It's called phobia indoctrination. It takes many forms and is pervasive in the JW cult. The following is just what I can come up with off the top of my head as the reason for this behavior:
- JWs seen attending services in a church building can be deemed as having disassociated themselves from the JW cult and would thus be subject to shunning. Even though you did not invite her to attend, this fact creates a negative view of churches in general because of the disastrous consequences of going to one. Furthermore the JW rumor mill is a scary thing and she may fear for her status if you and her children are seen going to the church.
- Churches are a center of "false religion" "christendom" (christendom is exclusively used in a negative connotation in the JW loaded language) and "babylon the great." JWs are told to "get out of her" lest they share in her sins and receive her coming tribulation (i.e. death at armageddon).
- While there's been less focus on it these days, your wife was likely raised in an era in which fear of demons was pushed extensively and many JWs see churches and symbols of christianity (i.e. the cross or virgin mary) as potential sources of demonic possession or torment.
- The JW literature often gives counsel not to even enter a church for the funeral of a parent or a family member. There was a thread about a recent article (tried to find it but couldn't after a cursory search) in which an account was given of a woman with an unbelieving spouse that was attending the funeral of one of his parents (I think) and the account explained how she demonstrated respect for her husband by waiting outside the church for him.

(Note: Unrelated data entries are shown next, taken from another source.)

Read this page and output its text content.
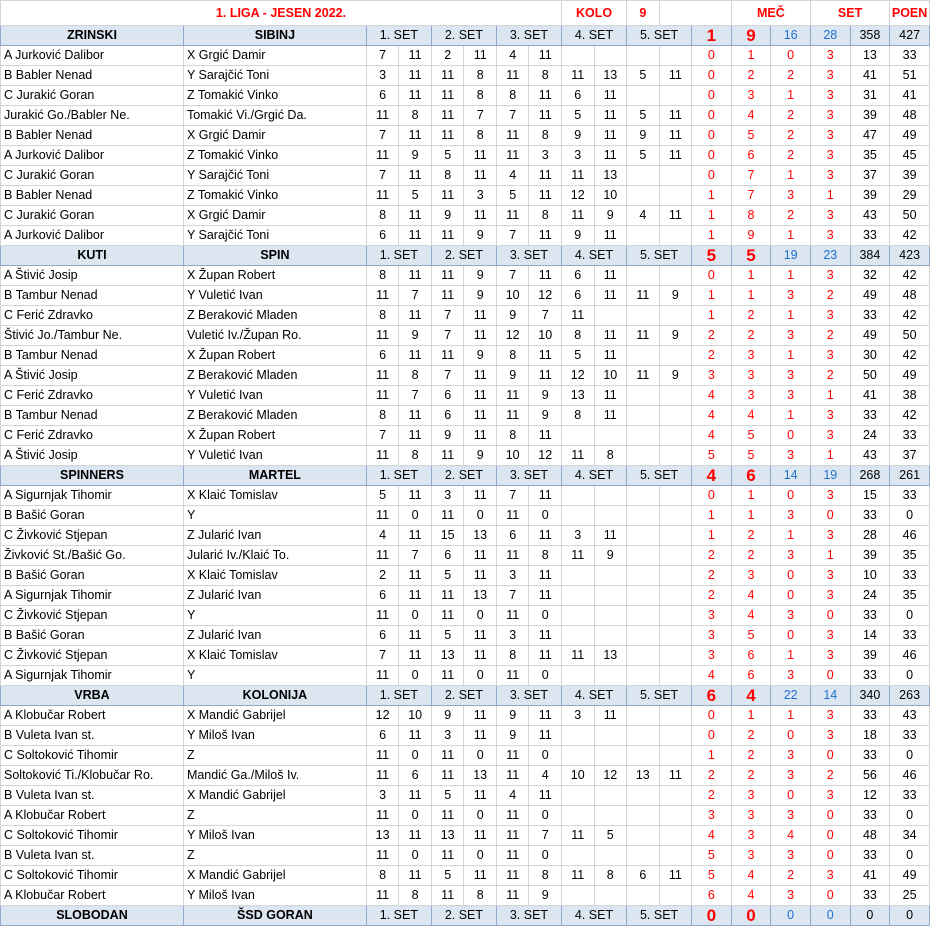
1. LIGA - JESEN 2022.								KOLO		9			MEČ		SET		POEN
ZRINSKI	SIBINJ	1. SET		2. SET		3. SET		4. SET		5. SET		1	9	16	28	358	427
A Jurković Dalibor	X Grgić Damir	7	11	2	11	4	11					0	1	0	3	13	33
B Babler Nenad	Y Sarajčić Toni	3	11	11	8	11	8	11	13	5	11	0	2	2	3	41	51
C Jurakić Goran	Z Tomakić Vinko	6	11	11	8	8	11	6	11			0	3	1	3	31	41
Jurakić Go./Babler Ne.	Tomakić Vi./Grgić Da.	11	8	11	7	7	11	5	11	5	11	0	4	2	3	39	48
B Babler Nenad	X Grgić Damir	7	11	11	8	11	8	9	11	9	11	0	5	2	3	47	49
A Jurković Dalibor	Z Tomakić Vinko	11	9	5	11	11	3	3	11	5	11	0	6	2	3	35	45
C Jurakić Goran	Y Sarajčić Toni	7	11	8	11	4	11	11	13			0	7	1	3	37	39
B Babler Nenad	Z Tomakić Vinko	11	5	11	3	5	11	12	10			1	7	3	1	39	29
C Jurakić Goran	X Grgić Damir	8	11	9	11	11	8	11	9	4	11	1	8	2	3	43	50
A Jurković Dalibor	Y Sarajčić Toni	6	11	11	9	7	11	9	11			1	9	1	3	33	42
KUTI	SPIN	1. SET		2. SET		3. SET		4. SET		5. SET		5	5	19	23	384	423
A Štivić Josip	X Župan Robert	8	11	11	9	7	11	6	11			0	1	1	3	32	42
B Tambur Nenad	Y Vuletić Ivan	11	7	11	9	10	12	6	11	11	9	1	1	3	2	49	48
C Ferić Zdravko	Z Beraković Mladen	8	11	7	11	9	7	11				1	2	1	3	33	42
Štivić Jo./Tambur Ne.	Vuletić Iv./Župan Ro.	11	9	7	11	12	10	8	11	11	9	2	2	3	2	49	50
B Tambur Nenad	X Župan Robert	6	11	11	9	8	11	5	11			2	3	1	3	30	42
A Štivić Josip	Z Beraković Mladen	11	8	7	11	9	11	12	10	11	9	3	3	3	2	50	49
C Ferić Zdravko	Y Vuletić Ivan	11	7	6	11	11	9	13	11			4	3	3	1	41	38
B Tambur Nenad	Z Beraković Mladen	8	11	6	11	11	9	8	11			4	4	1	3	33	42
C Ferić Zdravko	X Župan Robert	7	11	9	11	8	11					4	5	0	3	24	33
A Štivić Josip	Y Vuletić Ivan	11	8	11	9	10	12	11	8			5	5	3	1	43	37
SPINNERS	MARTEL	1. SET		2. SET		3. SET		4. SET		5. SET		4	6	14	19	268	261
A Sigurnjak Tihomir	X Klaić Tomislav	5	11	3	11	7	11					0	1	0	3	15	33
B Bašić Goran	Y	11	0	11	0	11	0					1	1	3	0	33	0
C Živković Stjepan	Z Jularić Ivan	4	11	15	13	6	11	3	11			1	2	1	3	28	46
Živković St./Bašić Go.	Jularić Iv./Klaić To.	11	7	6	11	11	8	11	9			2	2	3	1	39	35
B Bašić Goran	X Klaić Tomislav	2	11	5	11	3	11					2	3	0	3	10	33
A Sigurnjak Tihomir	Z Jularić Ivan	6	11	11	13	7	11					2	4	0	3	24	35
C Živković Stjepan	Y	11	0	11	0	11	0					3	4	3	0	33	0
B Bašić Goran	Z Jularić Ivan	6	11	5	11	3	11					3	5	0	3	14	33
C Živković Stjepan	X Klaić Tomislav	7	11	13	11	8	11	11	13			3	6	1	3	39	46
A Sigurnjak Tihomir	Y	11	0	11	0	11	0					4	6	3	0	33	0
VRBA	KOLONIJA	1. SET		2. SET		3. SET		4. SET		5. SET		6	4	22	14	340	263
A Klobučar Robert	X Mandić Gabrijel	12	10	9	11	9	11	3	11			0	1	1	3	33	43
B Vuleta Ivan st.	Y Miloš Ivan	6	11	3	11	9	11					0	2	0	3	18	33
C Soltoković Tihomir	Z	11	0	11	0	11	0					1	2	3	0	33	0
Soltoković Ti./Klobučar Ro.	Mandić Ga./Miloš Iv.	11	6	11	13	11	4	10	12	13	11	2	2	3	2	56	46
B Vuleta Ivan st.	X Mandić Gabrijel	3	11	5	11	4	11					2	3	0	3	12	33
A Klobučar Robert	Z	11	0	11	0	11	0					3	3	3	0	33	0
C Soltoković Tihomir	Y Miloš Ivan	13	11	13	11	11	7	11	5			4	3	4	0	48	34
B Vuleta Ivan st.	Z	11	0	11	0	11	0					5	3	3	0	33	0
C Soltoković Tihomir	X Mandić Gabrijel	8	11	5	11	11	8	11	8	6	11	5	4	2	3	41	49
A Klobučar Robert	Y Miloš Ivan	11	8	11	8	11	9					6	4	3	0	33	25
SLOBODAN	ŠSD GORAN	1. SET		2. SET		3. SET		4. SET		5. SET		0	0	0	0	0	0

Now this may sound like something that would tell you that taking your children to the church would be fine, but in reality this serves to demonstrate to a JW that merely entering a church building for any reason is something to be feared and will displease god. Your wife doesn't want her children to be murdered by her god at armageddon so she wants to keep them out of the church.
- Churches are often held up as examples of money-grubbing organizations that do nothing to benefit their members (ironic, huh?) and this is yet another reason that they will have a negative view of them.
I'm probably forgetting more than I'm putting down here. The point is that there's a TON of indoctrination going on regarding so much as entering a church building (I think even cleaning one if you work for a janitorial company has been discouraged) and your wife can't possibly be expected to be able to sort through it all. It just hits her as a big emotional red flag of fear and terror and sadness for her children and she can't handle it and shuts down. It's designed to do this so that you can't get past it. It's designed to be a wall too tall to climb so she won't put in the effort even if you try to work through it with her.
That said, it might be something you can get past, but be patient and go slow because it's going to be difficult for her.